Here's where things get sticky. The Gang also wants to raise revenue. It believes this will happen through stronger economic growth, not by raising individual tax rates. The mere notion of raising revenue is anathema to the majority of Republicans in the House of Representatives.

But what if enough Republicans can be persuaded that a tax break, credit or whatever, is no different than a government spending program? That is what the Gang of Six is trying to do. "There is no tax increase," Oklahoma Republican Tom Coburn, a member of the Gang of Six, told Bloomberg Television on Wednesday.

Mr. Coburn has a point. In his paper, Mr. Marron explains that when the Treasury Department started tallying tax breaks in the 1960s, officials made a point of calling them "tax expenditures" so people would understand that government revenue was being used to achieve political ends.

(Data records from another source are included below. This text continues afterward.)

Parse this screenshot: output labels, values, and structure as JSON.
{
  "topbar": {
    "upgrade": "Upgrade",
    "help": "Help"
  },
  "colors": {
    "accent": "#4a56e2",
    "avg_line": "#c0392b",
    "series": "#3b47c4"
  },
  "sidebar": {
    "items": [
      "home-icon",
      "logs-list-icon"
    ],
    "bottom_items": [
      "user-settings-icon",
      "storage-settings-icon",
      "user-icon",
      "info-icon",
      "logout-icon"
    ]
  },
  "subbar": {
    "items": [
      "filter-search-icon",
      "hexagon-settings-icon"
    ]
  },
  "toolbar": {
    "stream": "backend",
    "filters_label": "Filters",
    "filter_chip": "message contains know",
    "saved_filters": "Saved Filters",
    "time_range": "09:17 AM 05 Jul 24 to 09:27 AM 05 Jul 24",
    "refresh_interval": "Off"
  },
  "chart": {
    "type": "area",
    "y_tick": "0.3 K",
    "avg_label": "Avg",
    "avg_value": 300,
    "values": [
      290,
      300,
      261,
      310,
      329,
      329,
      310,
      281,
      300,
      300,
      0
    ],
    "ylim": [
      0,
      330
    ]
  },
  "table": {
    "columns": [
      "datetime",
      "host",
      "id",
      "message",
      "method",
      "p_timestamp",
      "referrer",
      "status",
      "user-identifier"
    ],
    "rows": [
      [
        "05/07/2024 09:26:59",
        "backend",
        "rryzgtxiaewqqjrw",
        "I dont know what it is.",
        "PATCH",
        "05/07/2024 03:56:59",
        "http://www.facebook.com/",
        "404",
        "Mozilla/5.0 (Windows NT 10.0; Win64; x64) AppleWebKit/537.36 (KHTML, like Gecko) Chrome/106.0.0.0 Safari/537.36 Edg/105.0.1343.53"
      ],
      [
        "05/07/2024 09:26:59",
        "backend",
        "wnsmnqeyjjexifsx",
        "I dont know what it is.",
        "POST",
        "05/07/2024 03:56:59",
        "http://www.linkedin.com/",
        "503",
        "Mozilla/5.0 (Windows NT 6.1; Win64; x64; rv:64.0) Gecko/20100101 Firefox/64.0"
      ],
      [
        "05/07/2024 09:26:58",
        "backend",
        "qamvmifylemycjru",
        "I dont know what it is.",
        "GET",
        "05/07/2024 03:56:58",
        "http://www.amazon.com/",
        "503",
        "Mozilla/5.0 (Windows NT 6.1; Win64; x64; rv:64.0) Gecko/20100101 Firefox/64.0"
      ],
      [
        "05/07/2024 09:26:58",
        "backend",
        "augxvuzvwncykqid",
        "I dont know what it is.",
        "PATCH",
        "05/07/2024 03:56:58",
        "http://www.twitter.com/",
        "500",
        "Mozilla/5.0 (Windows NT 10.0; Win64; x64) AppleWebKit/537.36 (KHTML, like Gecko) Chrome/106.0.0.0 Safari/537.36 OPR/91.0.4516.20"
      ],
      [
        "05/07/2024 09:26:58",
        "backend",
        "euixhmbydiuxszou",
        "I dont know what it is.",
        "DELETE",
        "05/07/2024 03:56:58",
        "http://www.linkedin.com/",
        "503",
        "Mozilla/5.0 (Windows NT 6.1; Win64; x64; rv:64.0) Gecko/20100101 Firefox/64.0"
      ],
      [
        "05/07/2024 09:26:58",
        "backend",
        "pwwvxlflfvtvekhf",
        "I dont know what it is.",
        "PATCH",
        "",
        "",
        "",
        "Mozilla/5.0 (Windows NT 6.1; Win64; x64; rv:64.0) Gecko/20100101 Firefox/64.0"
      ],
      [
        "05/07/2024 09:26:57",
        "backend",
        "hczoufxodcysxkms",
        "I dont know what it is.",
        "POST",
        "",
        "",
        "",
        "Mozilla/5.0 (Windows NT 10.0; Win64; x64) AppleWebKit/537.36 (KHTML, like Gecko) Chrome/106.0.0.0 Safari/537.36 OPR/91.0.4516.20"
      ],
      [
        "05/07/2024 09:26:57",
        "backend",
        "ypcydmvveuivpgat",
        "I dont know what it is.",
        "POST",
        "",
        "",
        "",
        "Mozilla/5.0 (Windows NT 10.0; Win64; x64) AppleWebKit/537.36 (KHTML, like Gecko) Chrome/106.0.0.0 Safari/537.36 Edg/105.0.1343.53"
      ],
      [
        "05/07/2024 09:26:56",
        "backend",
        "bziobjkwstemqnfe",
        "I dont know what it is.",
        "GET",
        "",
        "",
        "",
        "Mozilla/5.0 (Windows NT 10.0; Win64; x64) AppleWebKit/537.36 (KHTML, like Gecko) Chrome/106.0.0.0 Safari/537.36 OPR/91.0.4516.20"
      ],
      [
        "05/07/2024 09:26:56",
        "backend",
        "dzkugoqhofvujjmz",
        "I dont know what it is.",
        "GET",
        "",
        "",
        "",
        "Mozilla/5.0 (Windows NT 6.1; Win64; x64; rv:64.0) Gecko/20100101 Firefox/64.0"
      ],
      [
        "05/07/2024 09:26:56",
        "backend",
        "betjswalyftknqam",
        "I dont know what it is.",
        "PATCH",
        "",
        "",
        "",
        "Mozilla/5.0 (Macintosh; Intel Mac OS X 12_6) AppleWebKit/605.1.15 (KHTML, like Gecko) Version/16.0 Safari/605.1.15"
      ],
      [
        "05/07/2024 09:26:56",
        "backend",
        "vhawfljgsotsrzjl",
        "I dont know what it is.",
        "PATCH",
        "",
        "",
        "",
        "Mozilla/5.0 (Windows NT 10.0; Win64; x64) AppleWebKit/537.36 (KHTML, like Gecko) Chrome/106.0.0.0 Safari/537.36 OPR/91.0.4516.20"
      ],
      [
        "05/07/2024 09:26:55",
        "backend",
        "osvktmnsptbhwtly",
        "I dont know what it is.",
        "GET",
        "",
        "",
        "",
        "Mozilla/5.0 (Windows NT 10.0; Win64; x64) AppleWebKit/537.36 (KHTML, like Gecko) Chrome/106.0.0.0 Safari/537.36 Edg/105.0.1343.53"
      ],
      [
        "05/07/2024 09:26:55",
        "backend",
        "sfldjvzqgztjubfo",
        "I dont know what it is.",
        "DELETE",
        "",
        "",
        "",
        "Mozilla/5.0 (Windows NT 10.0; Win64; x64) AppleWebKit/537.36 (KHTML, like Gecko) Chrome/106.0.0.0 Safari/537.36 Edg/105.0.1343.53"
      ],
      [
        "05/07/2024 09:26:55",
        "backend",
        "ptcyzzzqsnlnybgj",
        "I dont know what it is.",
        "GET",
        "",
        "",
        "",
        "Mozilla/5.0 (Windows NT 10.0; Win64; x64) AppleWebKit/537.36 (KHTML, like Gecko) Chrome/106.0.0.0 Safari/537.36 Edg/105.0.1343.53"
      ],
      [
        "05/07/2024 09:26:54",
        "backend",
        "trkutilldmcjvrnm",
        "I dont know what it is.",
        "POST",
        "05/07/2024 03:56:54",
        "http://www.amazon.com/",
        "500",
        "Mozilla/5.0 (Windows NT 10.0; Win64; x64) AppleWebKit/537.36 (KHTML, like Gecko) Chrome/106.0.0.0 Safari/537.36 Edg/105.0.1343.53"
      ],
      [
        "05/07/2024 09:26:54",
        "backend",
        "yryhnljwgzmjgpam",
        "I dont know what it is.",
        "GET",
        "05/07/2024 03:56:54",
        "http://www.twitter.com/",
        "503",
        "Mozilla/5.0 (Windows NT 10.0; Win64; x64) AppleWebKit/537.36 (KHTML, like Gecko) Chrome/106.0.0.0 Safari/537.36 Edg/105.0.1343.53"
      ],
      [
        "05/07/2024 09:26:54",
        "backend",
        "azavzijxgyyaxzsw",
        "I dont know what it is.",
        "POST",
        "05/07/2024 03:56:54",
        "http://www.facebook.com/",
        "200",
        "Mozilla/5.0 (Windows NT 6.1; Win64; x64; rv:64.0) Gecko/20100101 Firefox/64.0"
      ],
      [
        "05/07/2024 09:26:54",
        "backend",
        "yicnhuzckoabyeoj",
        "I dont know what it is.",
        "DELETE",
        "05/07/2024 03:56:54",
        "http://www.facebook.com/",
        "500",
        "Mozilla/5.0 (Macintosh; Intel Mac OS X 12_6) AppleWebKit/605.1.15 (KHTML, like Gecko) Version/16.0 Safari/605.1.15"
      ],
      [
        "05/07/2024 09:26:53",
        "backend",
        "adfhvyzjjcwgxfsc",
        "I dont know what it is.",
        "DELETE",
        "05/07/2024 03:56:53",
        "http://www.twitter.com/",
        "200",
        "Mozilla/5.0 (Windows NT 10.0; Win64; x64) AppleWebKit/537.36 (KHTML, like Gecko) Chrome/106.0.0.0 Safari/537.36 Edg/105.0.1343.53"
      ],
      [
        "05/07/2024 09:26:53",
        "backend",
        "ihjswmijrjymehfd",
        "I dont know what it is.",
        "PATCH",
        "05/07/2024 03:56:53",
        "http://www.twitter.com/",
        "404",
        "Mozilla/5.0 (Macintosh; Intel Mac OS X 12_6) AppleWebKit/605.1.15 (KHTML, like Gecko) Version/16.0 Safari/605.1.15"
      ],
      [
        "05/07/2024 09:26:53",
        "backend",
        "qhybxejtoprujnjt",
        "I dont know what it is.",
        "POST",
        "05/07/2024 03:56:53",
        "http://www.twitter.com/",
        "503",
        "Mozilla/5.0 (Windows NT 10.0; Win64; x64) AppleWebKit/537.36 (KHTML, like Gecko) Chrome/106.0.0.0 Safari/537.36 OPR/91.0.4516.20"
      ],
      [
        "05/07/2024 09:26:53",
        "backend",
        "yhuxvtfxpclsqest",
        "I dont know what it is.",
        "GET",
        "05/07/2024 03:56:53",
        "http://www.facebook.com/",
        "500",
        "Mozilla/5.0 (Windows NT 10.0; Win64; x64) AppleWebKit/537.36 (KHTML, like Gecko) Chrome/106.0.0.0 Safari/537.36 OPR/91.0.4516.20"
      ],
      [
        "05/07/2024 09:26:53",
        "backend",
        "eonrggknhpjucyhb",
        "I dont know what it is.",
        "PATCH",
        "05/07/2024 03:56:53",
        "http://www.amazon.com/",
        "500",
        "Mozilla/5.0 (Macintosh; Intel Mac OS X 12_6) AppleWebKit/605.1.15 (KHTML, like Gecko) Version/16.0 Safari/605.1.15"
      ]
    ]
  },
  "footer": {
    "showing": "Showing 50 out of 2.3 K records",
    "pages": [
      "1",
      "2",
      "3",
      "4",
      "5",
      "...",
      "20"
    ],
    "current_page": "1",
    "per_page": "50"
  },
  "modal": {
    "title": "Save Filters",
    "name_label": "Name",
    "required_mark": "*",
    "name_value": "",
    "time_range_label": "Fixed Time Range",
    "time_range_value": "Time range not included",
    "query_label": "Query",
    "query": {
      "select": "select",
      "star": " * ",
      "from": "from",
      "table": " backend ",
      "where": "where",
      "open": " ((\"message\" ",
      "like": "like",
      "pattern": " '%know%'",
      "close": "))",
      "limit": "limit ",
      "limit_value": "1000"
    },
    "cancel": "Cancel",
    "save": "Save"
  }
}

"The rationale for viewing the preferences as expenditures, rather than mere tax breaks, was (and is) that their budgetary, economic, and distributional effects are often indistinguishable from those of spending programs," Mr. Marron wrote.

Many Republicans support a simpler tax code, so there should be grounds for compromise on an overhaul of tax policy. If an agreement continues to be elusive, then the Republicans will have shown their opposition to a grand bargain on deficit and debt reduction to be entirely political.